Freeze drying is an unorthodox but effective way of curing cannabis.
It bears little semblance to the traditional ways of drying and curing buds, yet it gives you the same, if not better, results.
While freeze-drying is not new, it was only in recent years it was introduced as a game-changing process that cuts off your time by weeks.
The cost to integrate a freeze-drying system in your processing might be a bit steep for many. But in the long run, the benefits you get is a good trade-off.
Benefits of Freeze Drying
The technology of freeze-drying cuts your curing time to a day. Although the curing time depends on your settings and the freeze dryer you use, the total time you spend is still shorter than curing and drying for weeks, or even months.
You also remove the need to deal with the issues in setting up drying and curing rooms. That means not having to deal with pest contamination, molds, and the whole environment control.
You save on space, which you can let go or use for other purposes.
Freeze-drying preserves every bit of your strain, without the moisture.
You get the full bud without any deformation or shrinkage. The aroma and trichomes are intact, and the potency is at its fullest.
Choosing a Freeze Dryer
The freeze dryer you use should correspond to the load you process.
Although you ought to do the freeze-drying in one go, that can’t always be the case.
Luckily, there are freeze dryers designed for different capacities or sizes of operations.
If you run a large to commercial sized grow operation, you can check the CannaFreeze products.
For smaller operations, Harvest Right offers freeze dryers for smaller scales of operations.
How Does Freeze-Drying Work?
Freeze drying happens when the water inside the buds turns to a crystal-like state in low temperatures.
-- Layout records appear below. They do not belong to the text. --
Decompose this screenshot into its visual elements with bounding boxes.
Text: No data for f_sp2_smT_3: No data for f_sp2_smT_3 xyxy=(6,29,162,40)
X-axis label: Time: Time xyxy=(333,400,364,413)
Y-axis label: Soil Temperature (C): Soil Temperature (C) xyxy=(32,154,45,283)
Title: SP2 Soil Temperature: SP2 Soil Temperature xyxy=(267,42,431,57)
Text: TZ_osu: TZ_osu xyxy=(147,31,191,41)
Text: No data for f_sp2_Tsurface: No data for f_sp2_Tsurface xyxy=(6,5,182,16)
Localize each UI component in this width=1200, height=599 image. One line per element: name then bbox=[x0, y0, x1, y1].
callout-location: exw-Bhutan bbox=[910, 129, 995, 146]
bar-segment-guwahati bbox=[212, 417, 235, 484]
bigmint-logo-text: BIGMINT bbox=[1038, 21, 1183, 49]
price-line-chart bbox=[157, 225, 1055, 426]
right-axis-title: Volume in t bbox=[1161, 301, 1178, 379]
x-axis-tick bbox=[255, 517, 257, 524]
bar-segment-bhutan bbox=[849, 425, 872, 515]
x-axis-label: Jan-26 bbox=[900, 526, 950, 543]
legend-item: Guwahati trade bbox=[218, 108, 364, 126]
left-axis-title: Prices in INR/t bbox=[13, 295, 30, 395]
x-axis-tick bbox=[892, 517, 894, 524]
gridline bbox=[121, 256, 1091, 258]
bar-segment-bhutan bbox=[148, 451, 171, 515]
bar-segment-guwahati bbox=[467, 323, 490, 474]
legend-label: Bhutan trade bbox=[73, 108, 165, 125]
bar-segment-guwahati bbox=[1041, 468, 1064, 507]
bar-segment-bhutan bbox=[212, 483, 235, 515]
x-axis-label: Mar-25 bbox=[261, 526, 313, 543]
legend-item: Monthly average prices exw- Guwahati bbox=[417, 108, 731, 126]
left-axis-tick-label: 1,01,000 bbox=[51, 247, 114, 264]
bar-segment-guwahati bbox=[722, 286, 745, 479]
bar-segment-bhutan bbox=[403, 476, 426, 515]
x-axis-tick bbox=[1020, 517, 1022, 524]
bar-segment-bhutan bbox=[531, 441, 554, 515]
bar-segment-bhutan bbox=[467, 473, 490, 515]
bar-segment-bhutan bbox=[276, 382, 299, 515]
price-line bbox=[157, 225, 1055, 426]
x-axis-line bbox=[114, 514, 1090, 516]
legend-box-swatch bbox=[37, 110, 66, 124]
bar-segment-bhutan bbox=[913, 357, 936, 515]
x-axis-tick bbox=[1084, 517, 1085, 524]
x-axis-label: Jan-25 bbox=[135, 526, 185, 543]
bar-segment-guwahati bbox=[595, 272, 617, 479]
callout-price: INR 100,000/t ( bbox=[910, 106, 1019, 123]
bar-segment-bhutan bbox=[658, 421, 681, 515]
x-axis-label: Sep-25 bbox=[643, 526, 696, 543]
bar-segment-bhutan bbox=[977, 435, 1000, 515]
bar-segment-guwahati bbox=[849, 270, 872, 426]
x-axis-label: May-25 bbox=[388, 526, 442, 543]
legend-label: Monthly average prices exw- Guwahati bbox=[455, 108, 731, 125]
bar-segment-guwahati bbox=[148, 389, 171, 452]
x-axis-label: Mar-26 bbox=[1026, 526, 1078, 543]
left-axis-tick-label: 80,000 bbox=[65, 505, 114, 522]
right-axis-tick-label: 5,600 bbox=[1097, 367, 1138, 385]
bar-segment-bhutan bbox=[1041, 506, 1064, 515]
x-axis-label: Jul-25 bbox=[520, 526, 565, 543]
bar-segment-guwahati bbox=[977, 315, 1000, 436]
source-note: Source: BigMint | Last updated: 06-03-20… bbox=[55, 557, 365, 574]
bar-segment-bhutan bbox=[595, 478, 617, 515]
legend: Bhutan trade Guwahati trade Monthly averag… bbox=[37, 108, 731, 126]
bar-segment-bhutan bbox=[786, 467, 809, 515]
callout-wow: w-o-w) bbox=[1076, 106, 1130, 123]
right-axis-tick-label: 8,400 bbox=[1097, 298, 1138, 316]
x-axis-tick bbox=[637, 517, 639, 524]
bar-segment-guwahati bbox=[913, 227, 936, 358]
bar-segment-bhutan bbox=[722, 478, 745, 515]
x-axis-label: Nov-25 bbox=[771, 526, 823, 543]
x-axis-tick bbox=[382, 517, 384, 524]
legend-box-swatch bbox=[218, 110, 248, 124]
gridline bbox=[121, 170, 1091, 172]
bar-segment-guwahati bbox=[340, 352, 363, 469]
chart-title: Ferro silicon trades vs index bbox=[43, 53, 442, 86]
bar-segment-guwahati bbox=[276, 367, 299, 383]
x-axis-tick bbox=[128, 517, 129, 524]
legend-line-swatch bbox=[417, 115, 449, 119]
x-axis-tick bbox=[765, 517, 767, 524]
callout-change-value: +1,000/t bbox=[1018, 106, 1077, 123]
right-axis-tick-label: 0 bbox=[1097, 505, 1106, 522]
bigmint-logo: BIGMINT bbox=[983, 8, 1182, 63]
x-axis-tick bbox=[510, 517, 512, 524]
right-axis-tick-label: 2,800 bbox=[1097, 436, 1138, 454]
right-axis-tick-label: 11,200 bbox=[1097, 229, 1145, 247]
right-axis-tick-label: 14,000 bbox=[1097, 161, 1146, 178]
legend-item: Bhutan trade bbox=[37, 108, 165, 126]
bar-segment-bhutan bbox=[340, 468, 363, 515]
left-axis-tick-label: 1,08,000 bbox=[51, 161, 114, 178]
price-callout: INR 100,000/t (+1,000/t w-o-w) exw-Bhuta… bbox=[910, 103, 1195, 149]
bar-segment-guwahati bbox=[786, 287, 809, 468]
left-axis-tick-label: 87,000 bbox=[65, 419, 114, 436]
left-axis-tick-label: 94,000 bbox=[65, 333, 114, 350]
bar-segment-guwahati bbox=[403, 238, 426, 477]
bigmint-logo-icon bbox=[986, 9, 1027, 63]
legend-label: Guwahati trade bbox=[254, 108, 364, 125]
They are expelled when during sublimation, or when solids becomes a gaseous matter without melting.
While related, you should note that Freeze Drying is different from freezing. The latter only cools the product and retains moisture. While the former cools and expels the moisture.
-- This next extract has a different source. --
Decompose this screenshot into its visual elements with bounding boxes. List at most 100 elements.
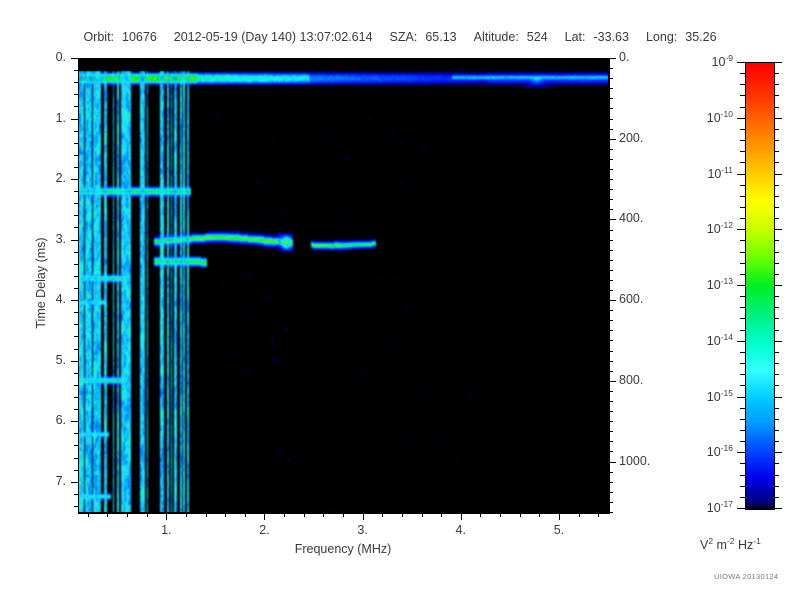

In freeze-drying, there are three (3) phases, and can take as low as 24 hours to complete.
The first stage is freezing, wherein the buds are frozen and taken to temperatures between -20 and -40 degrees Fahrenheit, depending on the strain.
At this stage, the buds must be rapidly frozen to avoid the formation of large ice crystals that affect the quality of the final product.
So how do you achieve the rapid freeze?
Pre-freeze the freeze dryer.
Like ovens, you can pre-freeze you freeze the freeze dryer with the trays you will use to help you achieve this.
Once it’s at the temperature ideal for your strain, you take out the trays and load your buds.
The freeze dryer then takes care of the process until the buds are freeze-dried.
The second phase is sublimation drying. The Freeze Dryer locks your buds in a vacuum and vaporizes the ice inside the buds without turning into liquid.
The vacuum then sucks the vapor into a cold condensation unit, which then turns it into ice.
The third is desorption drying. This phase involves returning the buds to room temperature and the melting of ice in the condensation unit.
The reheating process during drying removes the remaining water content inside. At the same time, the ice in the condensation unit is expelled and drained.
You should have a bud that looks the same and have the same with more THC, making quality cured buds with the best flavors without the dried-out look.
The result of your bud would have around five (5) percent moisture inside. When stored correctly, they can last between six months and three years in poly bags, and at least 25 years in cans.
Freeze drying is quite far from your traditional drying and curing methods for buds. But it employs the same principles of drying, only at a more efficient rate.
Should you try it?
Sure, why not.
It is not as complicated as it looks, and the results are exceptional.
It may be a steep investment for some. But you can recover the cost faster, as you dispense earlier to the dispensaries, compared to those stick to the traditional methods.